As in the previous assignment, don't forget to initialize each C pointer variable. (For a review of programming with pointers, we recommend Pointer Fun with Binky.)
When getting a value from UArray_at or a UArray2_T ``at'' function, assign the value to a pointer of a suitable type. Then read or write the element by dereferencing the pointer. When the element is itself a pointer, it is easy to mistake the address of the pointer for the pointer itself. This mistake leads to valgrind errors and core dumps. Look at the C programming idioms.

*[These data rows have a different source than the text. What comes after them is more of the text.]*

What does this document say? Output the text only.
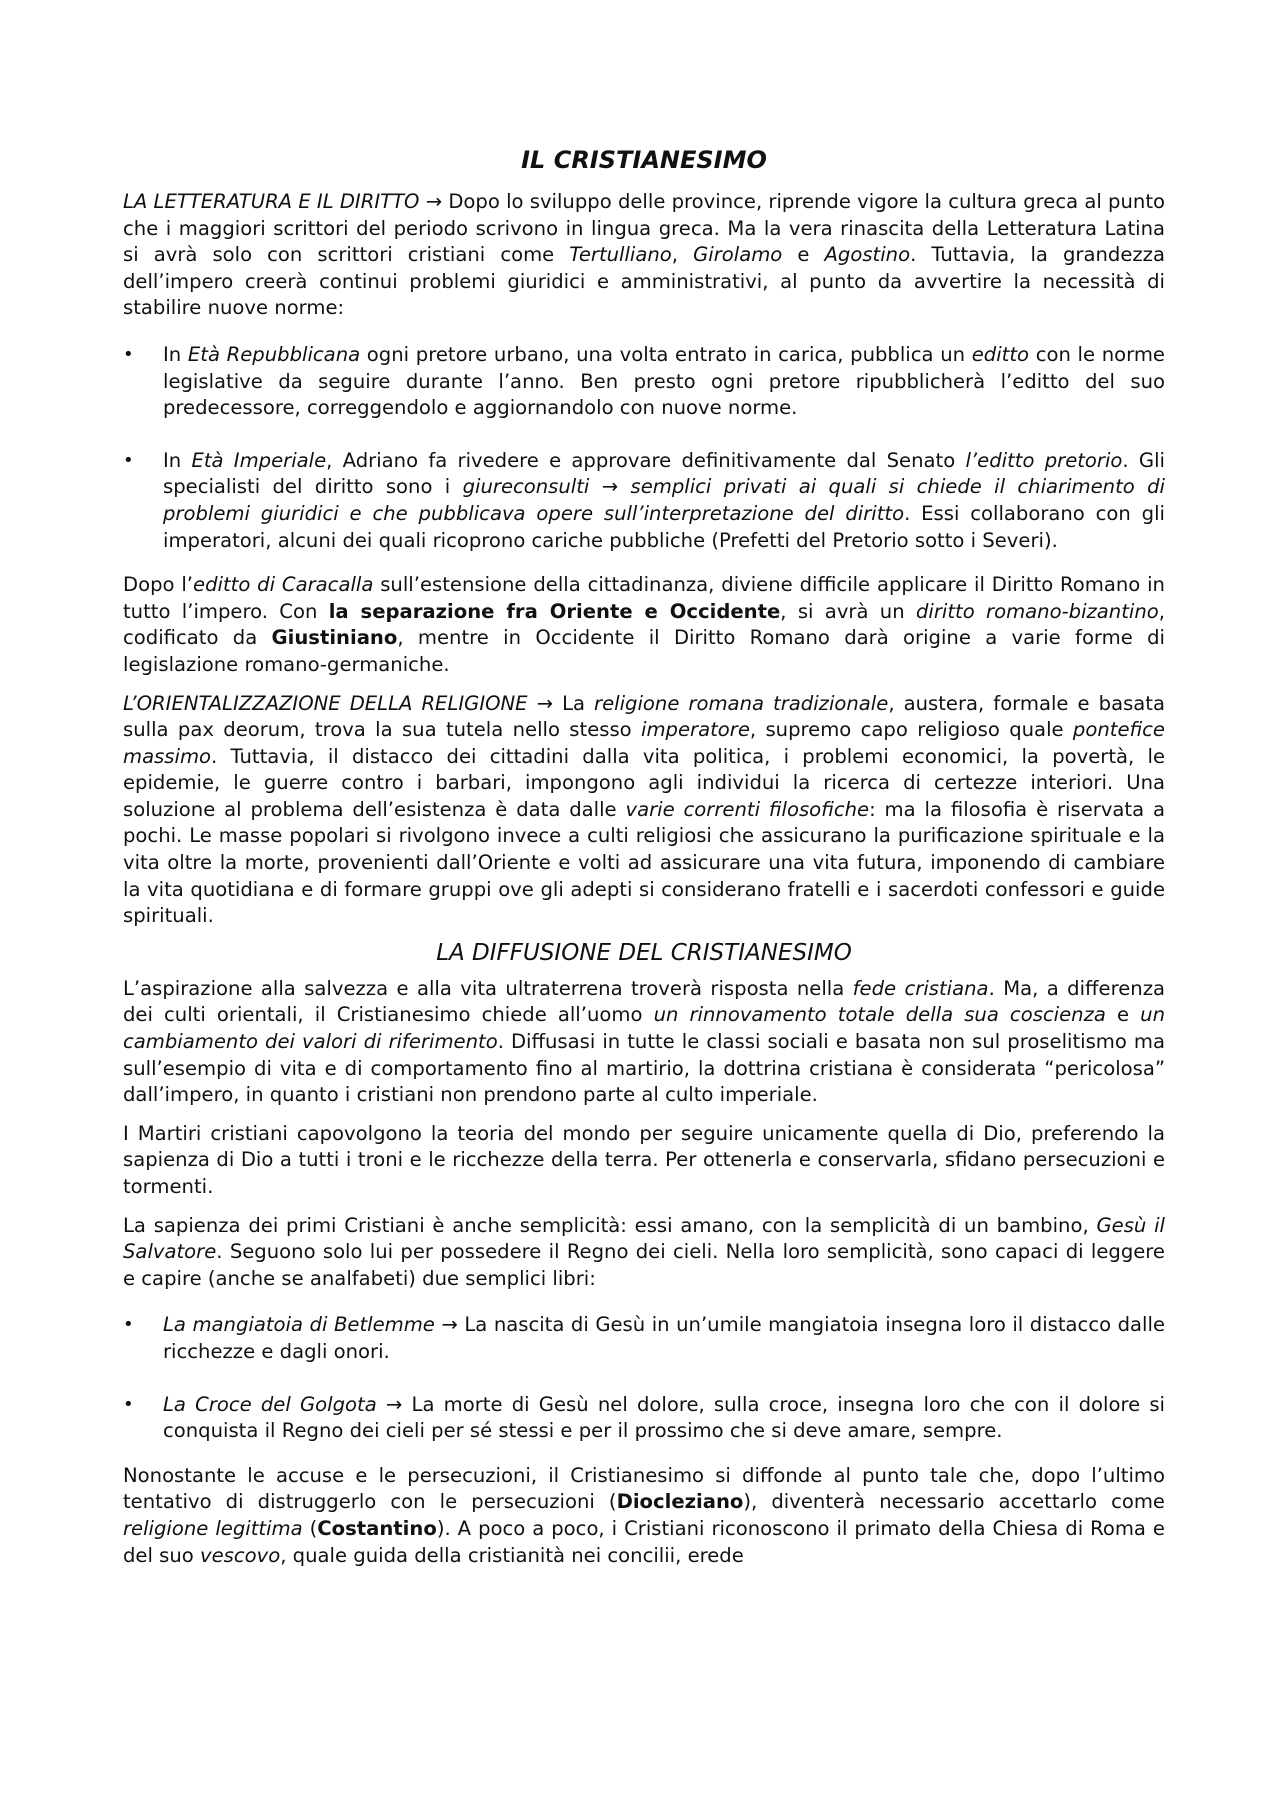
IL CRISTIANESIMO

LA LETTERATURA E IL DIRITTO → Dopo lo sviluppo delle province, riprende vigore la cultura greca al punto che i maggiori scrittori del periodo scrivono in lingua greca. Ma la vera rinascita della Letteratura Latina si avrà solo con scrittori cristiani come Tertulliano, Girolamo e Agostino. Tuttavia, la grandezza dell’impero creerà continui problemi giuridici e amministrativi, al punto da avvertire la necessità di stabilire nuove norme:

• In Età Repubblicana ogni pretore urbano, una volta entrato in carica, pubblica un editto con le norme legislative da seguire durante l’anno. Ben presto ogni pretore ripubblicherà l’editto del suo predecessore, correggendolo e aggiornandolo con nuove norme.
• In Età Imperiale, Adriano fa rivedere e approvare definitivamente dal Senato l’editto pretorio. Gli specialisti del diritto sono i giureconsulti → semplici privati ai quali si chiede il chiarimento di problemi giuridici e che pubblicava opere sull’interpretazione del diritto. Essi collaborano con gli imperatori, alcuni dei quali ricoprono cariche pubbliche (Prefetti del Pretorio sotto i Severi).

Dopo l’editto di Caracalla sull’estensione della cittadinanza, diviene difficile applicare il Diritto Romano in tutto l’impero. Con la separazione fra Oriente e Occidente, si avrà un diritto romano-bizantino, codificato da Giustiniano, mentre in Occidente il Diritto Romano darà origine a varie forme di legislazione romano-germaniche.

L’ORIENTALIZZAZIONE DELLA RELIGIONE → La religione romana tradizionale, austera, formale e basata sulla pax deorum, trova la sua tutela nello stesso imperatore, supremo capo religioso quale pontefice massimo. Tuttavia, il distacco dei cittadini dalla vita politica, i problemi economici, la povertà, le epidemie, le guerre contro i barbari, impongono agli individui la ricerca di certezze interiori. Una soluzione al problema dell’esistenza è data dalle varie correnti filosofiche: ma la filosofia è riservata a pochi. Le masse popolari si rivolgono invece a culti religiosi che assicurano la purificazione spirituale e la vita oltre la morte, provenienti dall’Oriente e volti ad assicurare una vita futura, imponendo di cambiare la vita quotidiana e di formare gruppi ove gli adepti si considerano fratelli e i sacerdoti confessori e guide spirituali.

LA DIFFUSIONE DEL CRISTIANESIMO

L’aspirazione alla salvezza e alla vita ultraterrena troverà risposta nella fede cristiana. Ma, a differenza dei culti orientali, il Cristianesimo chiede all’uomo un rinnovamento totale della sua coscienza e un cambiamento dei valori di riferimento. Diffusasi in tutte le classi sociali e basata non sul proselitismo ma sull’esempio di vita e di comportamento fino al martirio, la dottrina cristiana è considerata “pericolosa” dall’impero, in quanto i cristiani non prendono parte al culto imperiale.

I Martiri cristiani capovolgono la teoria del mondo per seguire unicamente quella di Dio, preferendo la sapienza di Dio a tutti i troni e le ricchezze della terra. Per ottenerla e conservarla, sfidano persecuzioni e tormenti.

La sapienza dei primi Cristiani è anche semplicità: essi amano, con la semplicità di un bambino, Gesù il Salvatore. Seguono solo lui per possedere il Regno dei cieli. Nella loro semplicità, sono capaci di leggere e capire (anche se analfabeti) due semplici libri:

• La mangiatoia di Betlemme → La nascita di Gesù in un’umile mangiatoia insegna loro il distacco dalle ricchezze e dagli onori.
• La Croce del Golgota → La morte di Gesù nel dolore, sulla croce, insegna loro che con il dolore si conquista il Regno dei cieli per sé stessi e per il prossimo che si deve amare, sempre.

Nonostante le accuse e le persecuzioni, il Cristianesimo si diffonde al punto tale che, dopo l’ultimo tentativo di distruggerlo con le persecuzioni (Diocleziano), diventerà necessario accettarlo come religione legittima (Costantino). A poco a poco, i Cristiani riconoscono il primato della Chiesa di Roma e del suo vescovo, quale guida della cristianità nei concilii, erede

Organizing and submitting your solutions

On Tuesday, submit two interfaces and a DESIGN file which describes your design:
```
uarray2.h
bit2.h
DESIGN
```
If you prefer to use a word processor you can submit design.pdf instead of DESIGN. Please make sure that any file called design.pdf is actually a PDF file.
Your DESIGN file should contain two design checklists, one for each abstraction. We are especially interested in items 1, 2, and 4 from the checklist. If you are confident of your design, you can scant the other items—but if you run into difficulty, we will ask you to complete the full checklist before asking for help.
To submit your design, change to the directory that contains these files and run the submit40-iii-design command. For this to work, you will have had to run use comp40 either by hand or in your .cshrc or your .profile.
In your final submission on the following Sunday, don't forget to include a README file which
- Identifies you and your programming partner by name
- Acknowledges help you may have received from or collaborative work you may have undertaken with classmates, programming partners, course staff, or others (ask me sometime about Otis the debugging dog)
- Identifies what has been correctly implemented and what has not
- Contains the critical parts of your design checklists
- Says approximately how many hours you have spent completing the assignment

Your submission should include at least these files:

README
compile
uarray2.h
uarray2.c
bit2.h
bit2.c
sudoku.c
unblackedges.c
TECHNIQUE (or technique.pdf)

When you get everything working, cd into the directory you are submitting and type submit40-iii to submit your work.